The following day, the suit claims that PwC launched an ethics investigation into O’Rourke, based on O’Rourke's alleged attempt to use his job with the company as leverage in his fight with Comcast. About ten days later, PwC fired O’Rourke for an ethics violation.

“Mr. O’Rourke’s claims are without merit,” said Comcast spokesperson Jennifer Khoury in a statement to The Huffington Post. Khoury’s statement acknowledged that there were “clear deficiencies” in the customer service that Comcast provided O’Rourke, but said the company “had nothing to do with PricewaterhouseCoopers’ decision” to fire him.

“As part of this investigation, we have listened to recorded calls between Mr. O’Rourke and our customer service representatives and his treatment of them and language is totally unspeakable,” the statement said.

Theodore Barna, a spokesperson for PwC, said in a Friday statement to HuffPost that his firm "terminated [O'Rourke's] employment after an internal investigation concluded that Mr. O’Rourke violated PwC’s ethical standards and practices, applicable to all of our people."

"Mr. O’Rourke’s violation of these policies was the sole reason for his termination," the statement added.

According to Ryan, O’Rourke has asked that the recordings of his calls with Comcast be made public, but Comcast has not acquiesced. Presumably, the recordings would settle the question of whether or not O’Rourke name-dropped PwC in conversations with Comcast agents.

Comcast has a notoriously poor reputation for its customer service. In a survey of 70,000 consumers earlier this year, Internet service providers and cable companies were found to be the two most hated industry sectors in the United States. Comcast ranked as the second most-loathed company in both categories.

O’Rourke’s lawsuit charges Comcast and Salva (who’s also named as a defendant, but whom Khoury said was declining to comment) with violating the Cable Communications Policy Act, a federal law that prohibits cable companies from disclosing personal information about their customers without the customers’ permission.
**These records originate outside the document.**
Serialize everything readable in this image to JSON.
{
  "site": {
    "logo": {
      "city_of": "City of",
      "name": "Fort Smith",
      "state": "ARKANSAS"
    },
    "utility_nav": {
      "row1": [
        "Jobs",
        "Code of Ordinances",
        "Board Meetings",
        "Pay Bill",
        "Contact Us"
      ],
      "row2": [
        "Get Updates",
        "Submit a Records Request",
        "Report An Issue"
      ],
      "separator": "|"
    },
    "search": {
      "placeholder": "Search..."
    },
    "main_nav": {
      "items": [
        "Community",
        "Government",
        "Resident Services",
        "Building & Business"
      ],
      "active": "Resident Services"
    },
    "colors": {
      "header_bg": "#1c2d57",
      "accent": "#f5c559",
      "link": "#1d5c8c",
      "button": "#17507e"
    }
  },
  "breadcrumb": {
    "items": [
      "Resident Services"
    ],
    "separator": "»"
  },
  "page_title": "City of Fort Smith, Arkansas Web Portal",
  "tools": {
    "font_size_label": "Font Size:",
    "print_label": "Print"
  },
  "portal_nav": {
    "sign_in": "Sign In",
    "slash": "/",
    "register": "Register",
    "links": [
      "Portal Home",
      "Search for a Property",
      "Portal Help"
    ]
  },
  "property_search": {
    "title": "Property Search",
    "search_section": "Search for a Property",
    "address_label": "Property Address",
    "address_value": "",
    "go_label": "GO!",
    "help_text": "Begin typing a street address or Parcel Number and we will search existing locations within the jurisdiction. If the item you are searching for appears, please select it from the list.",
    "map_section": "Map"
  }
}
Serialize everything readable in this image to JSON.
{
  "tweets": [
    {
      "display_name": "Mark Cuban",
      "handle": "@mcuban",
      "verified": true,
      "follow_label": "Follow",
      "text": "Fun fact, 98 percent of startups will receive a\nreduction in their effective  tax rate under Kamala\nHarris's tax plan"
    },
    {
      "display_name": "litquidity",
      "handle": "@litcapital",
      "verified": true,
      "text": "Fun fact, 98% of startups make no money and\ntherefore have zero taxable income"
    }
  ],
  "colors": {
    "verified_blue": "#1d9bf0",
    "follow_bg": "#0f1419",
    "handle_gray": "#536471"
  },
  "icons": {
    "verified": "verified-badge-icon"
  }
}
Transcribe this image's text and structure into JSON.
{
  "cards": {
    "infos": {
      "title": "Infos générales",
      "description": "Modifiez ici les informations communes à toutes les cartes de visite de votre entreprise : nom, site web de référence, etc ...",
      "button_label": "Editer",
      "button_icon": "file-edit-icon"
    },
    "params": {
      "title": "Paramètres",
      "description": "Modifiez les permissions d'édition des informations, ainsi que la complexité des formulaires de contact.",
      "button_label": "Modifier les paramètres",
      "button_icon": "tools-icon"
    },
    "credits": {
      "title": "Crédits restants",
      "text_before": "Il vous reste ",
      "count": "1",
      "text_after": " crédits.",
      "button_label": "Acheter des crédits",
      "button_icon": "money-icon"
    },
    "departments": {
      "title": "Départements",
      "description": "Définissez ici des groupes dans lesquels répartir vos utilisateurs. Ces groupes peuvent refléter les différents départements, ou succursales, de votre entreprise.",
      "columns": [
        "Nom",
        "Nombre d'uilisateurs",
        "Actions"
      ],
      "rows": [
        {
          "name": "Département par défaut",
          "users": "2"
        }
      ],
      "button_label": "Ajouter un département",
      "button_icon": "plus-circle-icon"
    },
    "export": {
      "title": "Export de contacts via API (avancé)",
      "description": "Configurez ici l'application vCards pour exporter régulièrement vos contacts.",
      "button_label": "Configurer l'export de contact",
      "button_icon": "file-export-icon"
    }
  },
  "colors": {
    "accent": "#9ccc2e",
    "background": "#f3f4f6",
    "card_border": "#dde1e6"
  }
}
The suit says that Comcast violated the law by telling PwC about O’Rourke’s complaints.

In addition, the suit accuses Comcast of defamation based on the allegation that the company told PwC that O’Rourke had tried to use his position as leverage. According to the lawsuit, Comcast either knew that was false or didn’t bother to ascertain whether or not it was true.

Comcast is also charged in the lawsuit with violating the California Business and Professions Code by, among other things, “unfairly and persistently overcharging [O'Rourke], and retaliating against him."

Ryan, O’Rourke's lawyer, told HuffPost that her client is still unemployed. He now uses DirecTV as his cable provider.

CORRECTION: This story has been corrected to reflect that Comcast's collections department contacted O'Rourke in February 2014 through a phone call, not a letter.